MuxTune: Efficient Multi-Task LLM Fine-Tuning in Multi-Tenant Datacenters via Spatial-Temporal Backbone Multiplexing
New research shows how to run multiple PEFT tasks concurrently, cutting memory use by 5.29x.
A research team from Shanghai Jiao Tong University and Nanyang Technological University has introduced MuxTune, a novel system designed to dramatically improve the efficiency of running multiple Parameter-Efficient Fine-Tuning (PEFT) tasks concurrently in cloud datacenters. Current approaches deploy separate instances for each fine-tuning job, leading to significant GPU underutilization from small-scale PEFT operators and device stalls from communication delays. MuxTune addresses these inefficiencies through a core innovation: spatial-temporal multiplexing of the LLM backbone across independent tasks, allowing the same model parameters to be shared and reused rather than duplicated.

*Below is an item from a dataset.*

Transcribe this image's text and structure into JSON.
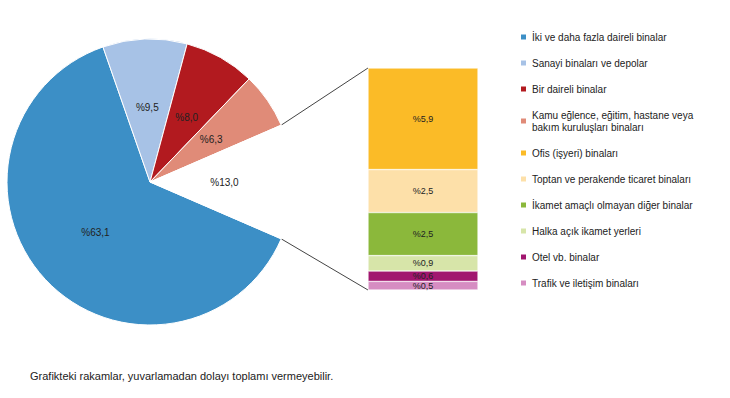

MuxTune's technical architecture employs a hierarchical co-scheduling scheme with optimizations at the task, operator, and data levels. It fuses tasks using a hybrid of spatial (parallel) and temporal (sequential) multiplexing and orchestrates execution with two-tiered hybrid parallelism. A key technique is chunk-based data alignment, which mitigates the performance impact of inter-task 'ineffective tokens.' In experiments, the system demonstrated a 2.33x throughput increase and a 5.29x reduction in memory usage compared to state-of-the-art baselines. This breakthrough could significantly lower the cost and increase the capacity of fine-tuning-as-a-service offerings from cloud providers like AWS, Azure, and Google Cloud, making customized LLMs more accessible.
- Achieves 2.33x higher throughput for concurrent PEFT tasks by multiplexing the model backbone
- Reduces memory usage by 5.29x compared to deploying separate instances per task
- Uses chunk-based data alignment and hierarchical scheduling to minimize GPU stalls and inefficiency
Why It Matters
Lowers cloud fine-tuning costs and increases capacity, making customized LLMs more scalable for businesses.